Folha da Manhã, Campos dos
Goytacazes, 05 de agosto de 2020
No tempo da bomba atômica
Edgar Vianna de Andrade
De 1945, quando os Estados Unidos
encerraram a Segunda Guerra Mundial com o lançamento de duas bombas atômicas no
Japão, até 1991, com o fim da União Soviética, o principal perigo para a
humanidade foi uma guerra nuclear ou testes nucleares. Estranhei que o
intelectual norte-americano Noam Chomsky tenha listado o aquecimento global, o
esgarçamento das democracias e uma nova guerra nuclear como os três principais
problemas atuais em “Internacionalismo ou extinção”, seu mais recente livro
(São Paulo: Planeta,2020).
Durante
46 anos, uma possível guerra ou um erro nuclear gerou muitos filmes. Os mais
conhecidos são “O dia seguinte” (1983), “Missão suicida” (1964), “Herança
nuclear” (1977), “Threads” (1984) e “O jogo da guerra” (1965). Há outros.
Muitos outros.
Particularmente
um parece merecer um comentário. Trata-se de “O dia em que a Terra se
incendiou”, escrito, produzido e dirigido por Van Guest e lançado em 1961. O
mesmo nome creditado três vezes pode sugerir que nenhum estúdio importante
quisesse bancá-lo.
A
trama se passa em Londres. Fenômenos estranhos afetam a cidade. Neblina densa e
espessa, calor excessivo, chuvas, secas, incêndios. Um jornal decide investigar
a origem desse comportamento anômalo do tempo. Um repórter procura informações
meteorológicas e acaba confusamente se deparando com o serviço de informações.

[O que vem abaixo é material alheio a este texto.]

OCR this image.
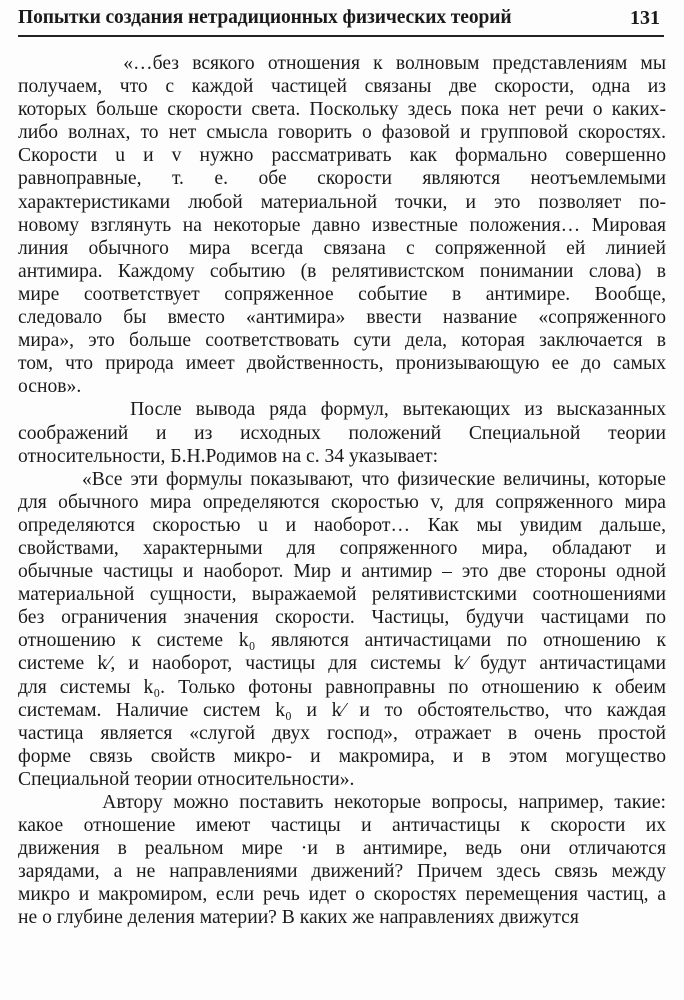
Попытки создания нетрадиционных физических теорий	131
«…без всякого отношения к волновым представлениям мы
получаем, что с каждой частицей связаны две скорости, одна из
которых больше скорости света. Поскольку здесь пока нет речи о каких-
либо волнах, то нет смысла говорить о фазовой и групповой скоростях.
Скорости u и v нужно рассматривать как формально совершенно
равноправные, т. е. обе скорости являются неотъемлемыми
характеристиками любой материальной точки, и это позволяет по-
новому взглянуть на некоторые давно известные положения… Мировая
линия обычного мира всегда связана с сопряженной ей линией
антимира. Каждому событию (в релятивистском понимании слова) в
мире соответствует сопряженное событие в антимире. Вообще,
следовало бы вместо «антимира» ввести название «сопряженного
мира», это больше соответствовать сути дела, которая заключается в
том, что природа имеет двойственность, пронизывающую ее до самых
основ».
После вывода ряда формул, вытекающих из высказанных
соображений и из исходных положений Специальной теории
относительности, Б.Н.Родимов на с. 34 указывает:
«Все эти формулы показывают, что физические величины, которые
для обычного мира определяются скоростью v, для сопряженного мира
определяются скоростью u и наоборот… Как мы увидим дальше,
свойствами, характерными для сопряженного мира, обладают и
обычные частицы и наоборот. Мир и антимир – это две стороны одной
материальной сущности, выражаемой релятивистскими соотношениями
без ограничения значения скорости. Частицы, будучи частицами по
отношению к системе k₀ являются античастицами по отношению к
системе k⁄, и наоборот, частицы для системы k⁄ будут античастицами
для системы k₀. Только фотоны равноправны по отношению к обеим
системам. Наличие систем k₀ и k⁄ и то обстоятельство, что каждая
частица является «слугой двух господ», отражает в очень простой
форме связь свойств микро- и макромира, и в этом могущество
Специальной теории относительности».
Автору можно поставить некоторые вопросы, например, такие:
какое отношение имеют частицы и античастицы к скорости их
движения в реальном мире ·и в антимире, ведь они отличаются
зарядами, а не направлениями движений? Причем здесь связь между
микро и макромиром, если речь идет о скоростях перемещения частиц, а
не о глубине деления материи? В каких же направлениях движутся
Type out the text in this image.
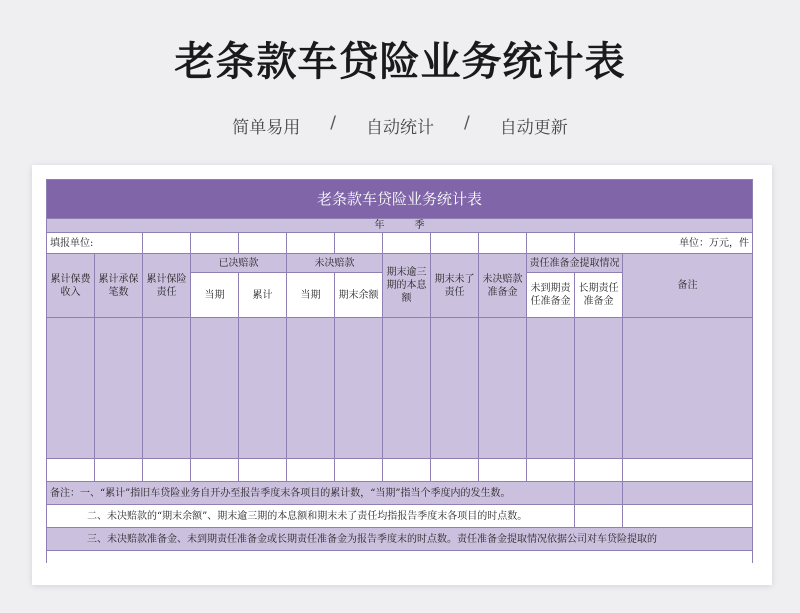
老条款车贷险业务统计表
简单易用 / 自动统计 / 自动更新
老条款车贷险业务统计表												
年　　　季												
填报单位:											单位：万元，件	
累计保费收入	累计承保笔数	累计保险责任	已决赔款		未决赔款		期末逾三期的本息额	期末未了责任	未决赔款准备金	责任准备金提取情况		备注
			当期	累计	当期	期末余额				未到期责任准备金	长期责任准备金	

备注：一、“累计”指旧车贷险业务自开办至报告季度末各项目的累计数，“当期”指当个季度内的发生数。												
二、未决赔款的“期末余额”、期末逾三期的本息额和期末未了责任均指报告季度末各项目的时点数。												
三、未决赔款准备金、未到期责任准备金或长期责任准备金为报告季度末的时点数。责任准备金提取情况依据公司对车贷险提取的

Ali, faz contato com uma funcionária e a trata mal. Começa o clichê. Esses desentendimentos
se transformam em romance. Adivinha-se logo. E o romance leva em seguida o
jornalista para o apartamento da moça. É ela que lhe contará o segredo: Estados
Unidos e União Soviética realizaram testes nucleares no Ártico e no Antártico.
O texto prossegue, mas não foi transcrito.